The company might go elsewhere, it is said. So it might. But wouldn't that be good news for some Third World elsewhere? Alternatively, wouldn't we take their jobs if given half a chance, without a second thought? And doesn't Diageo, doubtless open to "incentives", understand the point perfectly well? The people elsewhere are people too. You can't blame them, or they us, each encouraged to destroy the other, to devastate a Kilmarnock, while a multinational treats lives, communities and two centuries of work as mere poker chips. Spotted a culprit yet?
I don't understand economics, of course. The spotty acolytes of free market ideologues, the think-tankers, researchers and prospective candidates, have been telling me as much for a third of a century. I did, and still attempt to do, a bit of philosophy instead: ethics and such. I am sceptical of what is meant by wealth, and more sceptical still of how it is created or acquired. It seems to me that if social relations are to count for anything there needs to be certain universal obligations. The alternative is a pack, a marked deck, of lies.
If Diageo can walk away from Kilmarnock without a backward glance after two centuries, Diageo will have no moral standing. I doubt, of course, that the company's executives will lose much sleep over that. Those who advertise the virtues of hard-headed capitalism ought to think twice, however. When an economic system becomes entirely detached from the society it occupies the system, I suggest, is in trouble. And the crisis, in the proper sense, will not be resolved by conning the suckers into providing another few billions for another bail-out.

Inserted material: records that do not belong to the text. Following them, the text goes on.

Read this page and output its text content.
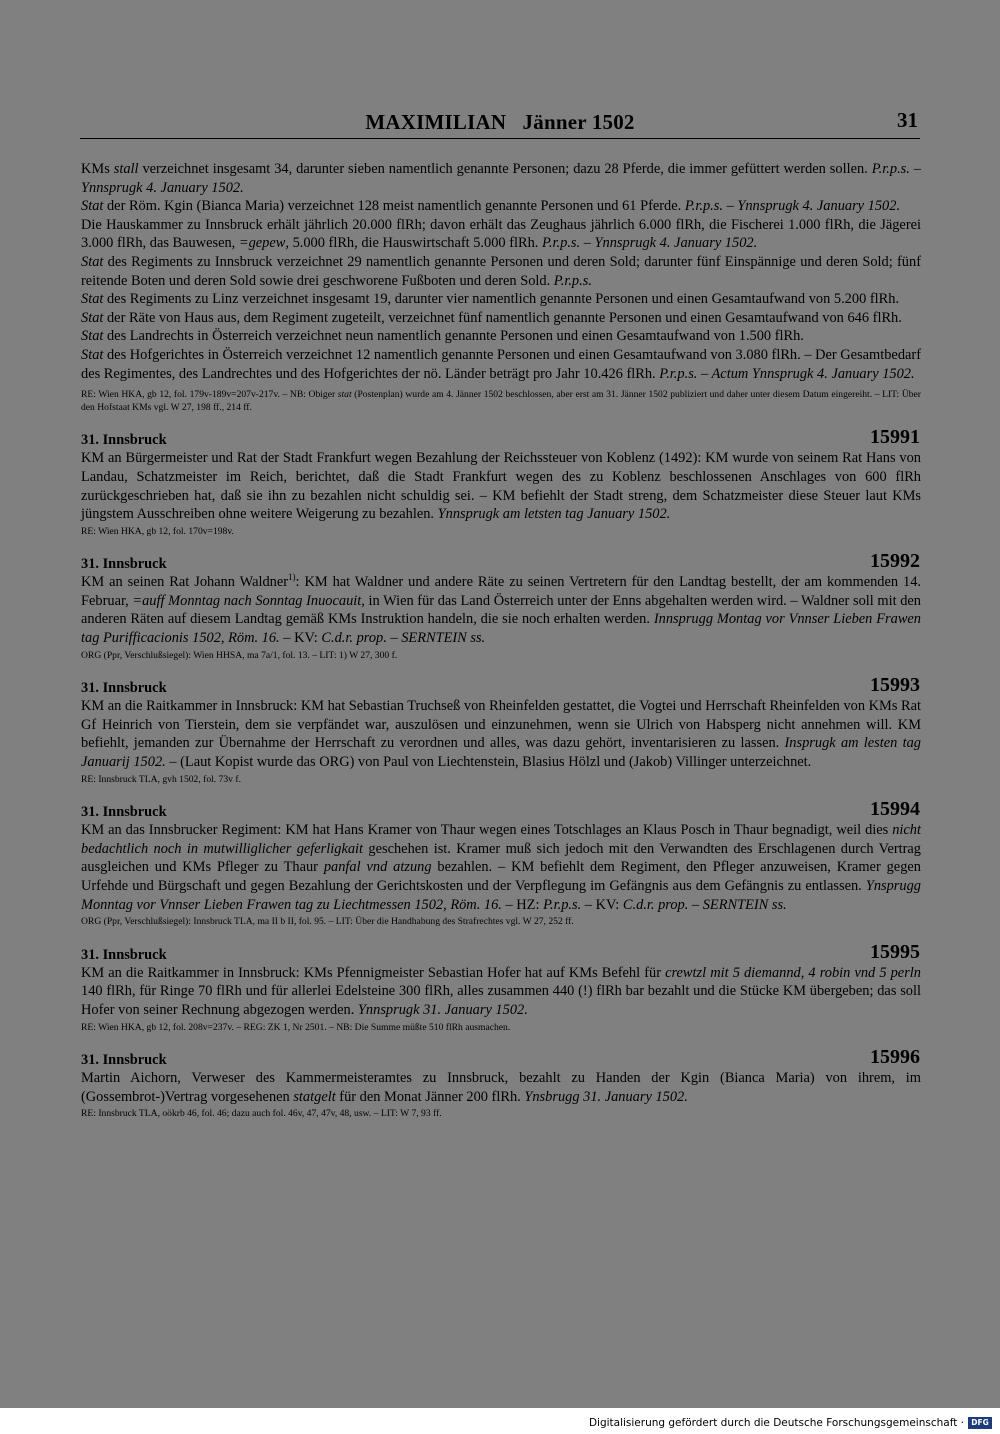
MAXIMILIAN   Jänner 1502	31

KMs stall verzeichnet insgesamt 34, darunter sieben namentlich genannte Personen; dazu 28 Pferde, die immer gefüttert werden sollen. P.r.p.s. – Ynnsprugk 4. January 1502.

Stat der Röm. Kgin (Bianca Maria) verzeichnet 128 meist namentlich genannte Personen und 61 Pferde. P.r.p.s. – Ynnsprugk 4. January 1502.

Die Hauskammer zu Innsbruck erhält jährlich 20.000 flRh; davon erhält das Zeughaus jährlich 6.000 flRh, die Fischerei 1.000 flRh, die Jägerei 3.000 flRh, das Bauwesen, =gepew, 5.000 flRh, die Hauswirtschaft 5.000 flRh. P.r.p.s. – Ynnsprugk 4. January 1502.

Stat des Regiments zu Innsbruck verzeichnet 29 namentlich genannte Personen und deren Sold; darunter fünf Einspännige und deren Sold; fünf reitende Boten und deren Sold sowie drei geschworene Fußboten und deren Sold. P.r.p.s.

Stat des Regiments zu Linz verzeichnet insgesamt 19, darunter vier namentlich genannte Personen und einen Gesamtaufwand von 5.200 flRh.

Stat der Räte von Haus aus, dem Regiment zugeteilt, verzeichnet fünf namentlich genannte Personen und einen Gesamtaufwand von 646 flRh.

Stat des Landrechts in Österreich verzeichnet neun namentlich genannte Personen und einen Gesamtaufwand von 1.500 flRh.

Stat des Hofgerichtes in Österreich verzeichnet 12 namentlich genannte Personen und einen Gesamtaufwand von 3.080 flRh. – Der Gesamtbedarf des Regimentes, des Landrechtes und des Hofgerichtes der nö. Länder beträgt pro Jahr 10.426 flRh. P.r.p.s. – Actum Ynnsprugk 4. January 1502.

RE: Wien HKA, gb 12, fol. 179v-189v=207v-217v. – NB: Obiger stat (Postenplan) wurde am 4. Jänner 1502 beschlossen, aber erst am 31. Jänner 1502 publiziert und daher unter diesem Datum eingereiht. – LIT: Über den Hofstaat KMs vgl. W 27, 198 ff., 214 ff.

31. Innsbruck	15991

KM an Bürgermeister und Rat der Stadt Frankfurt wegen Bezahlung der Reichssteuer von Koblenz (1492): KM wurde von seinem Rat Hans von Landau, Schatzmeister im Reich, berichtet, daß die Stadt Frankfurt wegen des zu Koblenz beschlossenen Anschlages von 600 flRh zurückgeschrieben hat, daß sie ihn zu bezahlen nicht schuldig sei. – KM befiehlt der Stadt streng, dem Schatzmeister diese Steuer laut KMs jüngstem Ausschreiben ohne weitere Weigerung zu bezahlen. Ynnsprugk am letsten tag January 1502.

RE: Wien HKA, gb 12, fol. 170v=198v.

31. Innsbruck	15992

KM an seinen Rat Johann Waldner$^{1)}$: KM hat Waldner und andere Räte zu seinen Vertretern für den Landtag bestellt, der am kommenden 14. Februar, =auff Monntag nach Sonntag Inuocauit, in Wien für das Land Österreich unter der Enns abgehalten werden wird. – Waldner soll mit den anderen Räten auf diesem Landtag gemäß KMs Instruktion handeln, die sie noch erhalten werden. Innsprugg Montag vor Vnnser Lieben Frawen tag Purifficacionis 1502, Röm. 16. – KV: C.d.r. prop. – SERNTEIN ss.

ORG (Ppr, Verschlußsiegel): Wien HHSA, ma 7a/1, fol. 13. – LIT: 1) W 27, 300 f.

31. Innsbruck	15993

KM an die Raitkammer in Innsbruck: KM hat Sebastian Truchseß von Rheinfelden gestattet, die Vogtei und Herrschaft Rheinfelden von KMs Rat Gf Heinrich von Tierstein, dem sie verpfändet war, auszulösen und einzunehmen, wenn sie Ulrich von Habsperg nicht annehmen will. KM befiehlt, jemanden zur Übernahme der Herrschaft zu verordnen und alles, was dazu gehört, inventarisieren zu lassen. Insprugk am lesten tag Januarij 1502. – (Laut Kopist wurde das ORG) von Paul von Liechtenstein, Blasius Hölzl und (Jakob) Villinger unterzeichnet.

RE: Innsbruck TLA, gvh 1502, fol. 73v f.

31. Innsbruck	15994

KM an das Innsbrucker Regiment: KM hat Hans Kramer von Thaur wegen eines Totschlages an Klaus Posch in Thaur begnadigt, weil dies nicht bedachtlich noch in mutwilliglicher geferligkait geschehen ist. Kramer muß sich jedoch mit den Verwandten des Erschlagenen durch Vertrag ausgleichen und KMs Pfleger zu Thaur panfal vnd atzung bezahlen. – KM befiehlt dem Regiment, den Pfleger anzuweisen, Kramer gegen Urfehde und Bürgschaft und gegen Bezahlung der Gerichtskosten und der Verpflegung im Gefängnis aus dem Gefängnis zu entlassen. Ynsprugg Monntag vor Vnnser Lieben Frawen tag zu Liechtmessen 1502, Röm. 16. – HZ: P.r.p.s. – KV: C.d.r. prop. – SERNTEIN ss.

ORG (Ppr, Verschlußsiegel): Innsbruck TLA, ma II b II, fol. 95. – LIT: Über die Handhabung des Strafrechtes vgl. W 27, 252 ff.

31. Innsbruck	15995

KM an die Raitkammer in Innsbruck: KMs Pfennigmeister Sebastian Hofer hat auf KMs Befehl für crewtzl mit 5 diemannd, 4 robin vnd 5 perln 140 flRh, für Ringe 70 flRh und für allerlei Edelsteine 300 flRh, alles zusammen 440 (!) flRh bar bezahlt und die Stücke KM übergeben; das soll Hofer von seiner Rechnung abgezogen werden. Ynnsprugk 31. January 1502.

RE: Wien HKA, gb 12, fol. 208v=237v. – REG: ZK 1, Nr 2501. – NB: Die Summe müßte 510 flRh ausmachen.

31. Innsbruck	15996

Martin Aichorn, Verweser des Kammermeisteramtes zu Innsbruck, bezahlt zu Handen der Kgin (Bianca Maria) von ihrem, im (Gossembrot-)Vertrag vorgesehenen statgelt für den Monat Jänner 200 flRh. Ynsbrugg 31. January 1502.

RE: Innsbruck TLA, oökrb 46, fol. 46; dazu auch fol. 46v, 47, 47v, 48, usw. – LIT: W 7, 93 ff.

Digitalisierung gefördert durch die Deutsche Forschungsgemeinschaft · DFG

Loss of faith; loss of trust; loss of belief: that's not how you keep the customer satisfied. A global economic calamity leads to questions, some shallow, some deep. How is Diageo regarded in Kilmarnock this morning? With gratitude, with respect? Or has anyone really stopped to wonder why footloose capitalism is held in growing contempt in every corner of the planet?
I leave the predictions to Herr Marx. I can sense an impending irony, however. Imagine if a glorious free-market revolution succeeded only in radicalising a new, angry generation?